Find old, hidden mistakes: sometimes you discover that a mistake was introduced a long time ago, and you want to see when and why that happened. You can see the history of any one paragraph of text.
A story of changes: since everyone describes their changes as they make them, usually in a one-liner description, it’s easy to read the history of a project and see how it evolved.
Tracking attribution: each person’s contributions carry their name and email address. So you can easily see who changed what through a project’s history.
Branches: a branch is a copy of your copy of a project – a kind of alternative reality. You use branches to try out alternative options for content or features. If the changes in your branch work out well, you just merge them into your main project. Each branch tracks its changes separately.

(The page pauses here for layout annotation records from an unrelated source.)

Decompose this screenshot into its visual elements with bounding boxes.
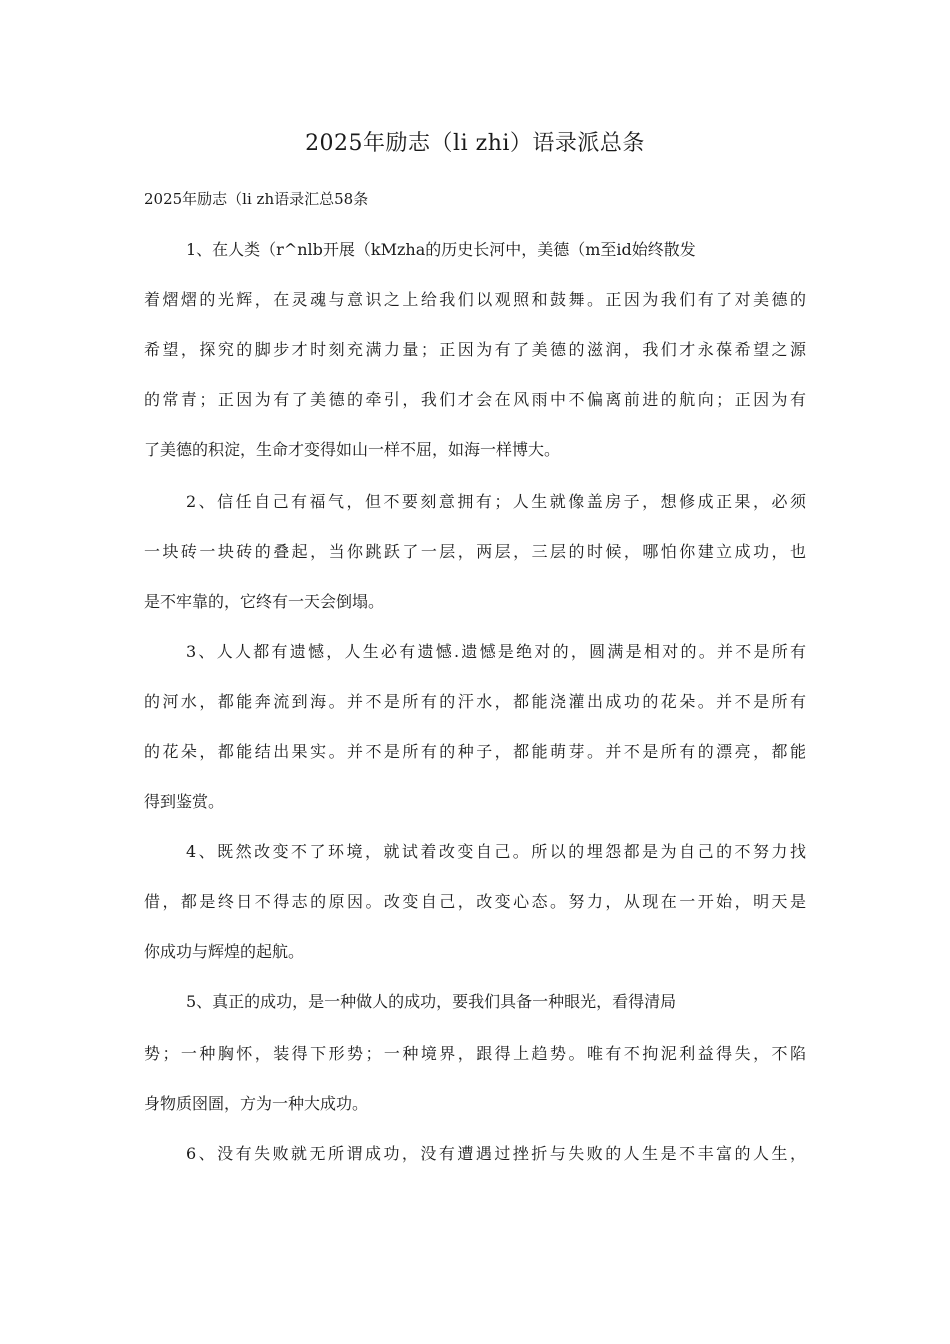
paragraph-3-line-2: 的河水，都能奔流到海。并不是所有的汗水，都能浇灌出成功的花朵。并不是所有	[144, 692, 806, 711]
paragraph-2-line-1: 2、信任自己有福气，但不要刻意拥有；人生就像盖房子，想修成正果，必须	[186, 492, 806, 511]
paragraph-5-line-2: 势；一种胸怀，装得下形势；一种境界，跟得上趋势。唯有不拘泥利益得失，不陷	[144, 1044, 806, 1063]
paragraph-4-line-2: 借，都是终日不得志的原因。改变自己，改变心态。努力，从现在一开始，明天是	[144, 892, 806, 911]
document-subtitle: 2025年励志（li zh语录汇总58条	[144, 190, 369, 208]
paragraph-3-line-3: 的花朵，都能结出果实。并不是所有的种子，都能萌芽。并不是所有的漂亮，都能	[144, 742, 806, 761]
paragraph-3-line-4: 得到鉴赏。	[144, 792, 225, 811]
paragraph-4-line-1: 4、既然改变不了环境，就试着改变自己。所以的埋怨都是为自己的不努力找	[186, 842, 806, 861]
paragraph-1-line-4: 的常青；正因为有了美德的牵引，我们才会在风雨中不偏离前进的航向；正因为有	[144, 390, 806, 409]
paragraph-1-line-5: 了美德的积淀，生命才变得如山一样不屈，如海一样博大。	[144, 440, 561, 459]
paragraph-2-line-2: 一块砖一块砖的叠起，当你跳跃了一层，两层，三层的时候，哪怕你建立成功，也	[144, 542, 806, 561]
paragraph-1-line-3: 希望，探究的脚步才时刻充满力量；正因为有了美德的滋润，我们才永葆希望之源	[144, 340, 806, 359]
paragraph-3-line-1: 3、人人都有遗憾，人生必有遗憾.遗憾是绝对的，圆满是相对的。并不是所有	[186, 642, 806, 661]
paragraph-1-line-1: 1、在人类（r^nlb开展（kMzha的历史长河中，美德（m至id始终散发	[186, 240, 696, 259]
paragraph-6-line-1: 6、没有失败就无所谓成功，没有遭遇过挫折与失败的人生是不丰富的人生，	[186, 1144, 806, 1163]
paragraph-5-line-3: 身物质囹圄，方为一种大成功。	[144, 1094, 369, 1113]
document-title: 2025年励志（li zhi）语录派总条	[305, 131, 645, 156]
paragraph-1-line-2: 着熠熠的光辉，在灵魂与意识之上给我们以观照和鼓舞。正因为我们有了对美德的	[144, 290, 806, 309]
paragraph-2-line-3: 是不牢靠的，它终有一天会倒塌。	[144, 592, 385, 611]
paragraph-4-line-3: 你成功与辉煌的起航。	[144, 942, 305, 961]
paragraph-5-line-1: 5、真正的成功，是一种做人的成功，要我们具备一种眼光，看得清局	[186, 992, 677, 1011]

The downside of this kind of version control is that it is hard to learn. Braches and occasionally conflicting versions can be confusing. You need a level head to resolve problems when they do crop up.

The most popular software for this kind of version control is called Git. In Git, a project is a directory (a folder) whose contents are tracked. We call that directory or project a repository – or ‘repo’ for short.

Git basics

Git can be used from the command line or with Git software that provides a graphical user interface (GUI), like GitHub Desktop. The GUI effectively handles Git commands for you behind the scenes, and gives you a visual view of what’s going on.

Here are the most common Git commands, and what they do. If you’re using Git from the command line, you’d type these in while in the project folder.

git status: the current state of the repository. Use this often!
git init: starts Git tracking the contents of the folder, by creating a .git folder inside it. You do this once at the beginning of a project.
git add: tell Git to start tracking a new file, as in git add chapter1.md.
git commit: take a snapshot of the project.

It’s best to add your description of your changes here, too, in this command: git commit -m "Your description here."
git pull: get the latest changes (e.g. changes from your collaborators).
git push: send your committed changes for others to access.

There is much more to Git, but you’ll use just those commands 90 per cent of the time.